Ainda, numa completa falta de noção do que realmente aconteceu na Síria, Combat, Luta de Classes e Daher defendem uma luta, simultânea, contra o Hayat Tahrir al-Sham (HTS), fachada da Al-Qaeda na Síria apoiada pelos EUA, e o Exército Nacional Sírio (ENS), apoiado pela Turquia de Erdogan. Isso, porque, supostamente, o que teria derrubado o governo Assad não foi uma operação imperialista na qual o HTS, de Muhammad al-Jawlani, mas uma rebelião popular. Portanto, seria papel da “revolução” lutar tanto contra o HTS, pró-imperialista e que levou o golpe contra Assad, mas também contra as forças nacionalistas pró Turquia, que assumiu um caráter secundário na derrubada do governo — manobrando diante da situação complicada na região.
Mas o artigo não fez questão de destacar essa diferença de classe (burguesia imperialista e burguesia nacional de um país atrasado), ao contrário, esquecem totalmente a análise classista (isto é, marxista e revolucionária) e atacam as duas forças militares não pela política pró-imperialista (mesmo que, no caso do ENS, não seja exatamente esse o caso), mas por terem um “passado de sectarismo religioso e étnico”.
É contraditório, porém, que os nossos “revolucionários” caracterizem a derrubada de Assad como uma revolução, mesmo admitindo que tanto a HTS quanto o ENS foram “o ferro da lança da vitória militar [contra o governo Assad]”. A afirmação, em si, não é certeira, tendo em vista que o centro da operação foi realizada pela HTS, apoiada pelos EUA, tendo os turcos assumido uma posição de manobrar com as forças vitoriosas para defender seus próprios interesses nacionais. Quer dizer, seria uma “revolução” liderada pelo imperialismo, uma novidade histórica e totalmente em desacordo com a política marxista, que aponta o imperialismo como o centro da contrarrevolução mundial.
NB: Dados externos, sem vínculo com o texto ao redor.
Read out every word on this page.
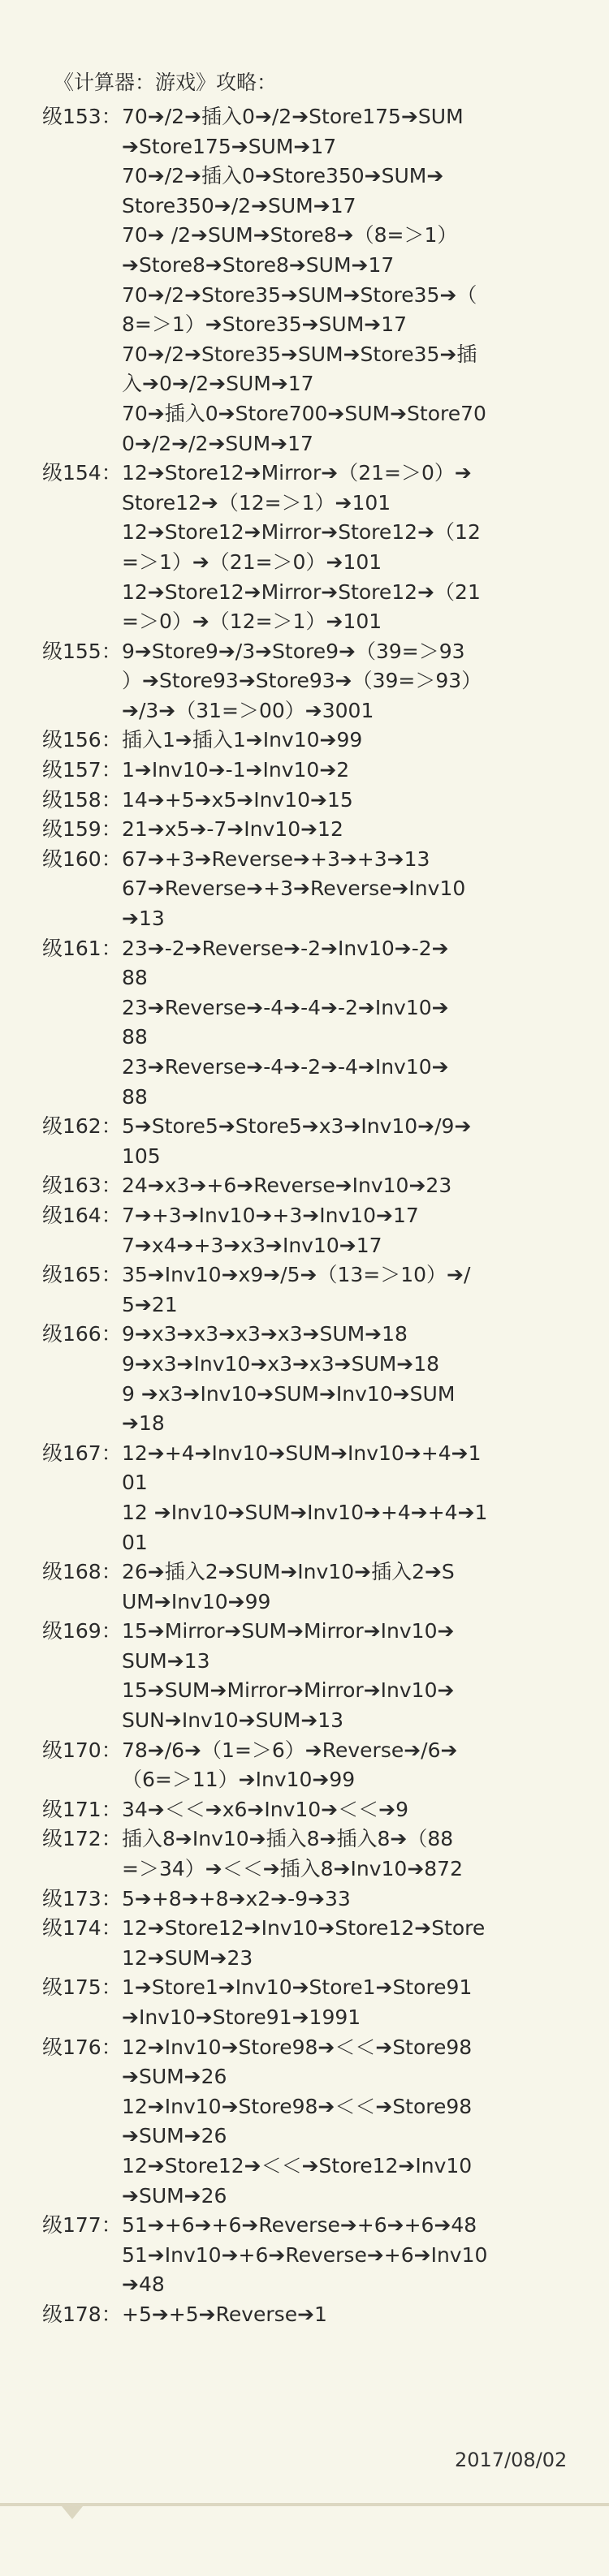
《计算器：游戏》攻略：
级153： 70➔/2➔插入0➔/2➔Store175➔SUM
➔Store175➔SUM➔17
70➔/2➔插入0➔Store350➔SUM➔
Store350➔/2➔SUM➔17
70➔ /2➔SUM➔Store8➔（8=＞1）
➔Store8➔Store8➔SUM➔17
70➔/2➔Store35➔SUM➔Store35➔（
8=＞1）➔Store35➔SUM➔17
70➔/2➔Store35➔SUM➔Store35➔插
入➔0➔/2➔SUM➔17
70➔插入0➔Store700➔SUM➔Store70
0➔/2➔/2➔SUM➔17
级154： 12➔Store12➔Mirror➔（21=＞0）➔
Store12➔（12=＞1）➔101
12➔Store12➔Mirror➔Store12➔（12
=＞1）➔（21=＞0）➔101
12➔Store12➔Mirror➔Store12➔（21
=＞0）➔（12=＞1）➔101
级155： 9➔Store9➔/3➔Store9➔（39=＞93
）➔Store93➔Store93➔（39=＞93）
➔/3➔（31=＞00）➔3001
级156： 插入1➔插入1➔Inv10➔99
级157： 1➔Inv10➔-1➔Inv10➔2
级158： 14➔+5➔x5➔Inv10➔15
级159： 21➔x5➔-7➔Inv10➔12
级160： 67➔+3➔Reverse➔+3➔+3➔13
67➔Reverse➔+3➔Reverse➔Inv10
➔13
级161： 23➔-2➔Reverse➔-2➔Inv10➔-2➔
88
23➔Reverse➔-4➔-4➔-2➔Inv10➔
88
23➔Reverse➔-4➔-2➔-4➔Inv10➔
88
级162： 5➔Store5➔Store5➔x3➔Inv10➔/9➔
105
级163： 24➔x3➔+6➔Reverse➔Inv10➔23
级164： 7➔+3➔Inv10➔+3➔Inv10➔17
7➔x4➔+3➔x3➔Inv10➔17
级165： 35➔Inv10➔x9➔/5➔（13=＞10）➔/
5➔21
级166： 9➔x3➔x3➔x3➔x3➔SUM➔18
9➔x3➔Inv10➔x3➔x3➔SUM➔18
9 ➔x3➔Inv10➔SUM➔Inv10➔SUM
➔18
级167： 12➔+4➔Inv10➔SUM➔Inv10➔+4➔1
01
12 ➔Inv10➔SUM➔Inv10➔+4➔+4➔1
01
级168： 26➔插入2➔SUM➔Inv10➔插入2➔S
UM➔Inv10➔99
级169： 15➔Mirror➔SUM➔Mirror➔Inv10➔
SUM➔13
15➔SUM➔Mirror➔Mirror➔Inv10➔
SUN➔Inv10➔SUM➔13
级170： 78➔/6➔（1=＞6）➔Reverse➔/6➔
（6=＞11）➔Inv10➔99
级171： 34➔＜＜➔x6➔Inv10➔＜＜➔9
级172： 插入8➔Inv10➔插入8➔插入8➔（88
=＞34）➔＜＜➔插入8➔Inv10➔872
级173： 5➔+8➔+8➔x2➔-9➔33
级174： 12➔Store12➔Inv10➔Store12➔Store
12➔SUM➔23
级175： 1➔Store1➔Inv10➔Store1➔Store91
➔Inv10➔Store91➔1991
级176： 12➔Inv10➔Store98➔＜＜➔Store98
➔SUM➔26
12➔Inv10➔Store98➔＜＜➔Store98
➔SUM➔26
12➔Store12➔＜＜➔Store12➔Inv10
➔SUM➔26
级177： 51➔+6➔+6➔Reverse➔+6➔+6➔48
51➔Inv10➔+6➔Reverse➔+6➔Inv10
➔48
级178： +5➔+5➔Reverse➔1
2017/08/02
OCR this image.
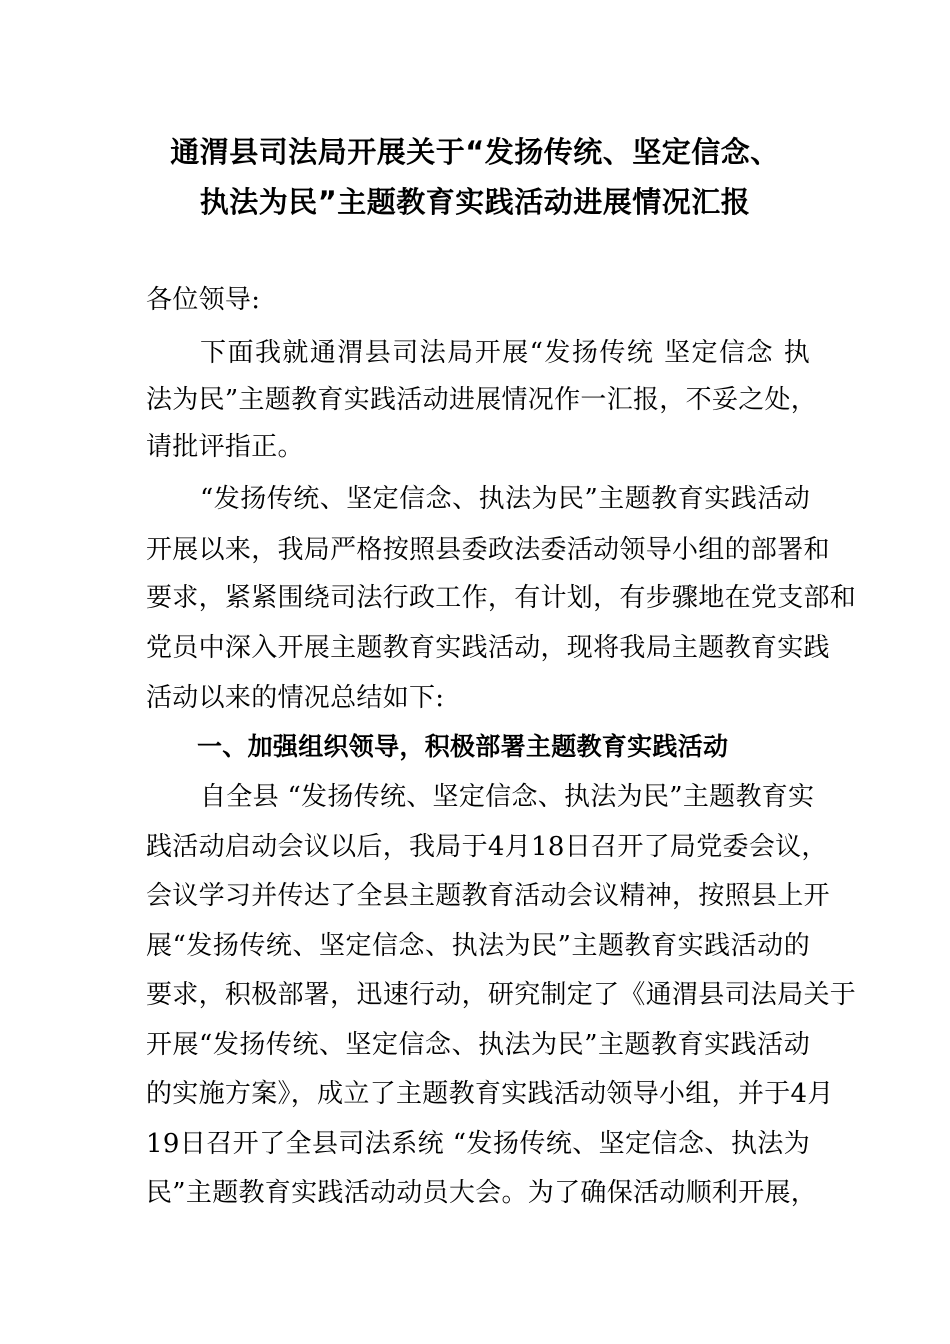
通渭县司法局开展关于“发扬传统、坚定信念、
执法为民”主题教育实践活动进展情况汇报
各位领导:
下面我就通渭县司法局开展“发扬传统 坚定信念 执
法为民”主题教育实践活动进展情况作一汇报，不妥之处，
请批评指正。
“发扬传统、坚定信念、执法为民”主题教育实践活动
开展以来，我局严格按照县委政法委活动领导小组的部署和
要求，紧紧围绕司法行政工作，有计划，有步骤地在党支部和
党员中深入开展主题教育实践活动，现将我局主题教育实践
活动以来的情况总结如下:
一、加强组织领导，积极部署主题教育实践活动
自全县 “发扬传统、坚定信念、执法为民”主题教育实
践活动启动会议以后，我局于4月18日召开了局党委会议，
会议学习并传达了全县主题教育活动会议精神，按照县上开
展“发扬传统、坚定信念、执法为民”主题教育实践活动的
要求，积极部署，迅速行动，研究制定了《通渭县司法局关于
开展“发扬传统、坚定信念、执法为民”主题教育实践活动
的实施方案》，成立了主题教育实践活动领导小组，并于4月
19日召开了全县司法系统 “发扬传统、坚定信念、执法为
民”主题教育实践活动动员大会。为了确保活动顺利开展，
Estaríamos, no entanto, diante de uma “revolução” liderada pela contrarrevolução imperialista.
A análise da luta de classes não é, porém, o forte dos nossos revolucionários. Como vimos, a própria Rússia, cujo governo Putin é o principal opositor do imperialismo na Europa, seria imperialista e o governo nacionalista de Assad tem que ser derrubado por ser uma “ditadura”. Ou seja, a luta de classes é totalmente substituída por uma suposta luta entre “democracia” e “ditadura”, e o “ferro da lança” da luta “democrática” seria uma organização apoiada e financiada pelo imperialismo norte-americano.
Eles, ainda, se colocam na posição de criticar “alguns militantes de esquerda” que, corretamente, afirmaram, “sem fundamentos”, segundo os “revolucionários”, que a “rebelião foi orquestrada pelos Estados Unidos e por Israel”. Mas, tal como cegos em um tiroteio, também criticam os que “idealizaram essas forças rebeldes [a HTS], estimando que elas reviviam a revolução popular […] que quase derrubou o regime Assad em 2011”. “Nem uns nem os outros compreendem a dinâmica complexa que se desenvolve hoje na Síria”.
Essa política, no entanto, é um apoio, de fato, às forças contrarrevolucionários que foram “idealizadas” por alguns. Por mais que se coloquem numa posição de atirar para todos os lados, resultado de uma política confusa sem sustentação na luta de classes, Combat, Daher e Luta de Classes apoiaram a derrubada de Assad pelo imperialismo, em conluio com o sionismo. Isso, de forma alguma, poderia ser apoiado por grupos e personalidades que se dizem marxistas, socialistas e revolucionários.
No caso de Luta de Classes é ainda pior, tendo em vista que se proclamam abertamente trotskistas. No entanto, a posição trotskista (que é a posição tradicional do marxismo, de Marx a Lênin) é sempre se colocar contra o imperialismo em seus ataques aos governos de países atrasados.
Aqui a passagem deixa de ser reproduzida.